Maia Sandu has been president of Moldova since December 2020. She is the first woman to be president of the country, and she named fellow Party of Action and Solidarity member Natalia Gavrilița as prime minister, marking the first time that two women have held the country’s two highest political posts at the same time. Sandu was named prime minister in June 2019, but was removed from power just six months later when Moldova’s Russia-leaning socialist party pulled out of the governing coalition over her reform efforts. She served as the country’s education minister from 2012 until 2015, instituting numerous reforms including ending widespread cheating on exams and bribery of education officials. Sando holds earned her mid-career masters of public administration degree at Harvard Kennedy School in 2010, and worked as a senior advisor for the World Bank in Washington DC before returning to Moldova. Sandu was born in 1972 in the city of Risipeni, in what was then the Moldavian Soviet Socialistic Republic, the daughter of a veterinarian and a schoolteacher. Ralph Ranalli of the HKS Office of Public Affairs and Communications is the host, producer, and editor of HKS PolicyCast. A former newspaper journalist, public television producer, and entrepreneur, he holds an A.B. in Political Science from UCLA and an M.S. in Journalism from Columbia University.

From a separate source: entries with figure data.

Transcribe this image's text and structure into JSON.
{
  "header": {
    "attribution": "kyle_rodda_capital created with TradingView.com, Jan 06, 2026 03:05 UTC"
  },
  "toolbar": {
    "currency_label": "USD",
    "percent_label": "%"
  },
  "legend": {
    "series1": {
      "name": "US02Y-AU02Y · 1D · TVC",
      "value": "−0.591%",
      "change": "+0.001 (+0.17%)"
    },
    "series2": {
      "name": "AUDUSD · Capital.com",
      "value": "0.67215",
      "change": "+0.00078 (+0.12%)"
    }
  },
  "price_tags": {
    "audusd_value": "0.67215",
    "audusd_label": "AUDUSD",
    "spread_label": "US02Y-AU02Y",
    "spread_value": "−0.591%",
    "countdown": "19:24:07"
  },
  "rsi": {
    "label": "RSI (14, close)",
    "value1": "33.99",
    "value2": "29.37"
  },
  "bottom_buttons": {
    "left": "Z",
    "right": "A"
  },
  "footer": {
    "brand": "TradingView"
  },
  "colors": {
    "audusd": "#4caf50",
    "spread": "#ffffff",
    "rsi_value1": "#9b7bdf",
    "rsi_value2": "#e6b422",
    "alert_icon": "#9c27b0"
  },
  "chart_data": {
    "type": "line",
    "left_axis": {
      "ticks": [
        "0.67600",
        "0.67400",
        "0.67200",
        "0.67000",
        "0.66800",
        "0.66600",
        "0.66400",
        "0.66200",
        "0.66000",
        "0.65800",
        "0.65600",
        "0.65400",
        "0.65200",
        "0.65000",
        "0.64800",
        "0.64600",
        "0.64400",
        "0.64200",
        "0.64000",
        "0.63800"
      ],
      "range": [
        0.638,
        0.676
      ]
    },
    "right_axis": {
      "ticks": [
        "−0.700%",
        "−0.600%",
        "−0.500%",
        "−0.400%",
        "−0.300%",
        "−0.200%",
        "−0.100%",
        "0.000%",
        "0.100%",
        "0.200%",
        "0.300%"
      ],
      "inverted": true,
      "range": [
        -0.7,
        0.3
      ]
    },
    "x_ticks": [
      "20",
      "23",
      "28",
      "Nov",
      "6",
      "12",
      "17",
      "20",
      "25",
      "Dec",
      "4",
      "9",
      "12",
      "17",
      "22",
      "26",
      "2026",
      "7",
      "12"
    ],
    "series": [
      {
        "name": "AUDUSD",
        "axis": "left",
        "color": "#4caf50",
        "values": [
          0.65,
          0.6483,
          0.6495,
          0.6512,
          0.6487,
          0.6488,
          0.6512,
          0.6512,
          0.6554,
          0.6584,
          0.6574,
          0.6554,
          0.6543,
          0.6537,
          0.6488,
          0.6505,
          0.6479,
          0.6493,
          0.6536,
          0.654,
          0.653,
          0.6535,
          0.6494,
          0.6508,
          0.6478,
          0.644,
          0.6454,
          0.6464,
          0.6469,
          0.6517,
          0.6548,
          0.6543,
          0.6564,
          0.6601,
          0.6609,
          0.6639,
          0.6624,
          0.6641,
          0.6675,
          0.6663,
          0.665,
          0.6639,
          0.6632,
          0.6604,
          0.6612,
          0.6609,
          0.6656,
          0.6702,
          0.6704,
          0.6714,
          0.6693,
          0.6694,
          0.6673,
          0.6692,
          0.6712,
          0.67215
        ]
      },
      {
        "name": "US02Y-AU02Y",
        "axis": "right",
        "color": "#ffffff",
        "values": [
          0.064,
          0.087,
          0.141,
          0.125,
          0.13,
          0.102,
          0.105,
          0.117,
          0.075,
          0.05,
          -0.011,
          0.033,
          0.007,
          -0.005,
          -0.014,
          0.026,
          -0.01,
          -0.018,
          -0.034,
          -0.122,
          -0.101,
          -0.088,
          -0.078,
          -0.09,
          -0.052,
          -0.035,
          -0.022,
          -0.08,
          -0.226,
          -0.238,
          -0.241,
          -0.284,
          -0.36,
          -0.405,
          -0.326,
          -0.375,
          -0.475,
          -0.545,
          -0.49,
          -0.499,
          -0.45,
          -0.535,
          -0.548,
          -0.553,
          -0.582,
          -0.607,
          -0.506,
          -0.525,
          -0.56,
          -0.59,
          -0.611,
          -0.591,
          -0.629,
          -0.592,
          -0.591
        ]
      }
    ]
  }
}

The co-producer of PolicyCast is Susan Hughes. Design and graphics support is provided by Lydia Rosenberg, Delane Meadows and the OCPA Design Team. Social media promotion and support is provided by Natalie Montaner and the OCPA Digital Team.

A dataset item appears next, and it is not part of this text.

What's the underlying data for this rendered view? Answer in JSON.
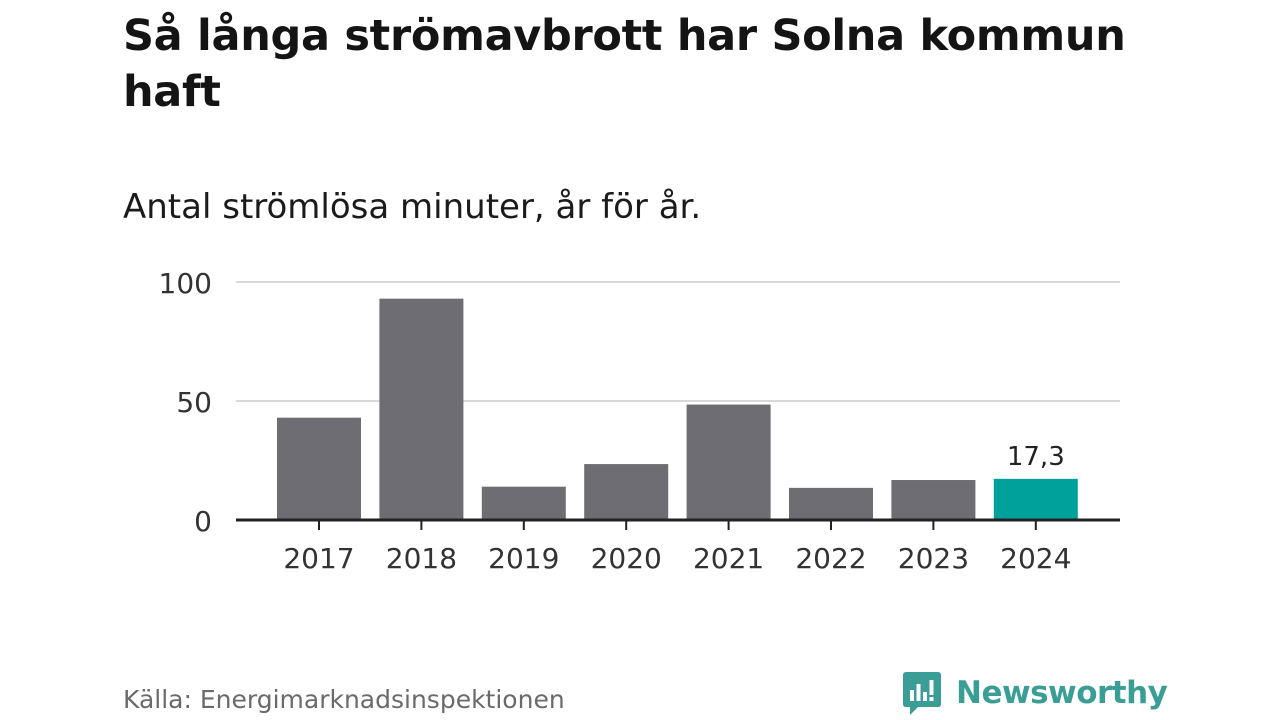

As war rages in neighboring Ukraine, Moldovan President Maia Sandu talks to about fighting corruption, moving her country toward the European Union, and the half million refugees who’ve crossed the border since February. Sandu is a popular choice on lists of up-and-coming world leaders, including a recent one that nicknamed her “the tightrope walker.” Sandu’s task has been daunting—preserving her country’s young democracy while fighting endemic corruption; modernizing Moldova’s economy and turning its focus toward the European Union and away from Russia; and dealing with the pro-Russian breakaway region of Transnistria. And she’s had to take on all of those challenges in the context of the COVID pandemic and the Russian invasion of neighboring Ukraine, which has sent an estimated 500,000 refugees over the country’s eastern border, of which 100,000 have taken up temporary residence in Moldova. Sandu has shown resilience in the face of challenges and setbacks—as education minister she was frustrated by the corruption she found in the country’s education system, so she and some allies founded their own political party, the party of Action and Solidarity. She lost her post as prime minister in 2019 after just five months, but a year later she was elected president and helped her party sweep into power in parliamentary elections. Sandu says the key to her success has been convincing ordinary Moldovans, who she says are weary from decades of pervasive corruption and scandal in government, that political reforms and an economic and political alignment with Europe hold the key to a better future.